Jan. 10 (Bloomberg) -- Vietnam’s three-year bonds rose, pushing the yield to the lowest level since May 2009, on speculation strong demand from banks at an auction tomorrow will drive rates lower. The dong was steady.
The State Treasury will offer 5 trillion dong ($240 million) of two-, three- and five-year securities, according to a statement from the Hanoi Stock Exchange. Rates for one-, two-and three-year notes fell at auctions on Jan. 7 and Dec. 27. Low credit demand has spurred banks to buy more debt with surplus cash, said Nguyen Tan Thang, fixed-income investment director at Ho Chi Minh City Securities Joint-Stock Co.
“Most good banks have a lot of money but cannot lend out so mostly they’re buying bonds,” he said.

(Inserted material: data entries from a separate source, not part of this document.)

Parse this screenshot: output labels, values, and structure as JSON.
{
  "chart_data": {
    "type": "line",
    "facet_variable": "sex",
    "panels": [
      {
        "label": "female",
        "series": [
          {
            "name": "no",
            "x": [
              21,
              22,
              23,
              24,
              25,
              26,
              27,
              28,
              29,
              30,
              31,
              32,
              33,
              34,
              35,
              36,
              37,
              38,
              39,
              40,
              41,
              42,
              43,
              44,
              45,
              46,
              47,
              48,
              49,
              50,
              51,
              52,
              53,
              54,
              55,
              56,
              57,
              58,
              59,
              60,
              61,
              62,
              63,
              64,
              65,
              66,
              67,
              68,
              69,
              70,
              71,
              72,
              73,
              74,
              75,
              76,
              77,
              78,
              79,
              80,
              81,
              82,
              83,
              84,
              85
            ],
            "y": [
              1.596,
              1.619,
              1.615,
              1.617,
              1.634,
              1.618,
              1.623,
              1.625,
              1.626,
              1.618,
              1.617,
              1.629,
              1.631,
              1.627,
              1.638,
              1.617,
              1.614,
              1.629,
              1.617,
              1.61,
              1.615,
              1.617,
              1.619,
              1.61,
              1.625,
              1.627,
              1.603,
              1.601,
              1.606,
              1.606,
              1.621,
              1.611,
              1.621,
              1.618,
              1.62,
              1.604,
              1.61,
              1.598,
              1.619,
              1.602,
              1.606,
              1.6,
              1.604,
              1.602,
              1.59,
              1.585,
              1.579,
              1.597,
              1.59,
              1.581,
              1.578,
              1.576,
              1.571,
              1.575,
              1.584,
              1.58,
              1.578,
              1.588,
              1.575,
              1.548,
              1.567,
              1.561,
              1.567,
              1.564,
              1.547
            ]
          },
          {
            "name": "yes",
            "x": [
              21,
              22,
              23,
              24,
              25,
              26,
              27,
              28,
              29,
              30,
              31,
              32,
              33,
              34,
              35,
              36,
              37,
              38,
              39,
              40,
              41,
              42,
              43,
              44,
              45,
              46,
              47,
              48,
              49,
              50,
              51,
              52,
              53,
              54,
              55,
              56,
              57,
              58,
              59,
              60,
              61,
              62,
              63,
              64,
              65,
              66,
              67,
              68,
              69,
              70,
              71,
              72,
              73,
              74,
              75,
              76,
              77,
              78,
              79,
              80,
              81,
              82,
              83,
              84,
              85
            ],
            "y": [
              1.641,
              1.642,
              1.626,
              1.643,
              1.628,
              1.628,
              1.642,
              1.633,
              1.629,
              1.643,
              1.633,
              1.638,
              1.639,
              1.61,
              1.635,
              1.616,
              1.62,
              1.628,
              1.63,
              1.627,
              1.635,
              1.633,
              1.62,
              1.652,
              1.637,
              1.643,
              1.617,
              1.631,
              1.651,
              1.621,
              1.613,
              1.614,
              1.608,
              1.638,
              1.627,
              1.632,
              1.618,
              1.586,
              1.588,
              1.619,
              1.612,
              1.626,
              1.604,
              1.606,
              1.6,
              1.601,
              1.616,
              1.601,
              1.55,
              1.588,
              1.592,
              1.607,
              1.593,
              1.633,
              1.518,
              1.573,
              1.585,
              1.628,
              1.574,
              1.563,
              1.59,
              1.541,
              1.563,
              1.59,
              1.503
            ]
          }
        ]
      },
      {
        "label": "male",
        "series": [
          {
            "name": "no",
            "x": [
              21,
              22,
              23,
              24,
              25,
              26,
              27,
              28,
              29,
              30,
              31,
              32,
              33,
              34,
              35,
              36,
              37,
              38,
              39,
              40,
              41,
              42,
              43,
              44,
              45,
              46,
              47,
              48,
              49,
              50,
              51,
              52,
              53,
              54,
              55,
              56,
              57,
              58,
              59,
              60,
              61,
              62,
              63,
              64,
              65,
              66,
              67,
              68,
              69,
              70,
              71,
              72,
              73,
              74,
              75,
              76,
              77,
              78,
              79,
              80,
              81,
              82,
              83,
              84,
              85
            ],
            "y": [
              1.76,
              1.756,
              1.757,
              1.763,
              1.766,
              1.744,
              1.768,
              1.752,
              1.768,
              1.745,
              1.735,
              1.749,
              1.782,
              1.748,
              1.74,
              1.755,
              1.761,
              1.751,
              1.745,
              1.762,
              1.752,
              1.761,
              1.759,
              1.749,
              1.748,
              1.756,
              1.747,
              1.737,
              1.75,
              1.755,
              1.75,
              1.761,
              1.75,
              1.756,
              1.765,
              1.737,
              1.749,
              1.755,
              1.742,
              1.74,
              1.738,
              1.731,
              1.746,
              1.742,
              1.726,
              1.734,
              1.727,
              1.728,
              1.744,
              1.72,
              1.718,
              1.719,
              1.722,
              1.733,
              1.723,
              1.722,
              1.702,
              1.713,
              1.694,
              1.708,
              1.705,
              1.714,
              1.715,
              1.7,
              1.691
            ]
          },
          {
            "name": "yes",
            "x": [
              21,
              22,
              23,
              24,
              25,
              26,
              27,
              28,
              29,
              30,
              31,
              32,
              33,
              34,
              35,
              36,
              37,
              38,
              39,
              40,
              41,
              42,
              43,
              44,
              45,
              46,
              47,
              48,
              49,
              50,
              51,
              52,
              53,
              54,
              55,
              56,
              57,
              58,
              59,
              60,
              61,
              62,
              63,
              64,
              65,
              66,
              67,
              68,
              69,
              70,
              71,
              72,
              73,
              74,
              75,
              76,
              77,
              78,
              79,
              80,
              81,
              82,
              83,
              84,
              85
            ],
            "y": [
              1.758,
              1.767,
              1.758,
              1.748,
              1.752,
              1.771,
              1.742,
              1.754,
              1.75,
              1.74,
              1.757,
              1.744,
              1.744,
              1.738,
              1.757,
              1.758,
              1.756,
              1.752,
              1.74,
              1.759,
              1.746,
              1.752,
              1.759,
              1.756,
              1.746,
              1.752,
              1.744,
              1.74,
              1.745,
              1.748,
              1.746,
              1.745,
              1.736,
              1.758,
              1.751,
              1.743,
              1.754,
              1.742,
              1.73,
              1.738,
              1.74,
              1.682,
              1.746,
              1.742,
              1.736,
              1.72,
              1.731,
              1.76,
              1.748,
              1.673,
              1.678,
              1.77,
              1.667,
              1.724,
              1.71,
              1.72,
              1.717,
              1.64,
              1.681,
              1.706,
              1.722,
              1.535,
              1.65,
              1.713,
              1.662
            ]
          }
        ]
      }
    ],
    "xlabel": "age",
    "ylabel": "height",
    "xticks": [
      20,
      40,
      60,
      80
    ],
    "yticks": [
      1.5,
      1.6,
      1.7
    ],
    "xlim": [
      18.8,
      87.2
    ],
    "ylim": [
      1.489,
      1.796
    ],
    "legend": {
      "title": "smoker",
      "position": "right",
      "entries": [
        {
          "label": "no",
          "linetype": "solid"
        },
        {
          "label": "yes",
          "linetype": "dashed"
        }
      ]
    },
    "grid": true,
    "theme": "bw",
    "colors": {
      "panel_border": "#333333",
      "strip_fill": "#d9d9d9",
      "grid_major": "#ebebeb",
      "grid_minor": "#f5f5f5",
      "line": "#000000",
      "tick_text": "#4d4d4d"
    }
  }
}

The yield on the three-year bonds fell 10 basis points, or 0.10 percentage point, to 8.90 percent, according to a daily fixing rate from banks compiled by Bloomberg. That’s the lowest level since May 25, 2009 and the biggest decline since Nov. 27. The yield on the benchmark five-year notes fell five basis points to 9.62 percent.
The dong traded at 20,843 per dollar as of 3:52 p.m. in Hanoi, the same as yesterday, according to data compiled by Bloomberg. The State Bank of Vietnam set its reference rate at 20,828, unchanged since December 2011, according to its website. The currency is allowed to trade as much as 1 percent on either side of the rate.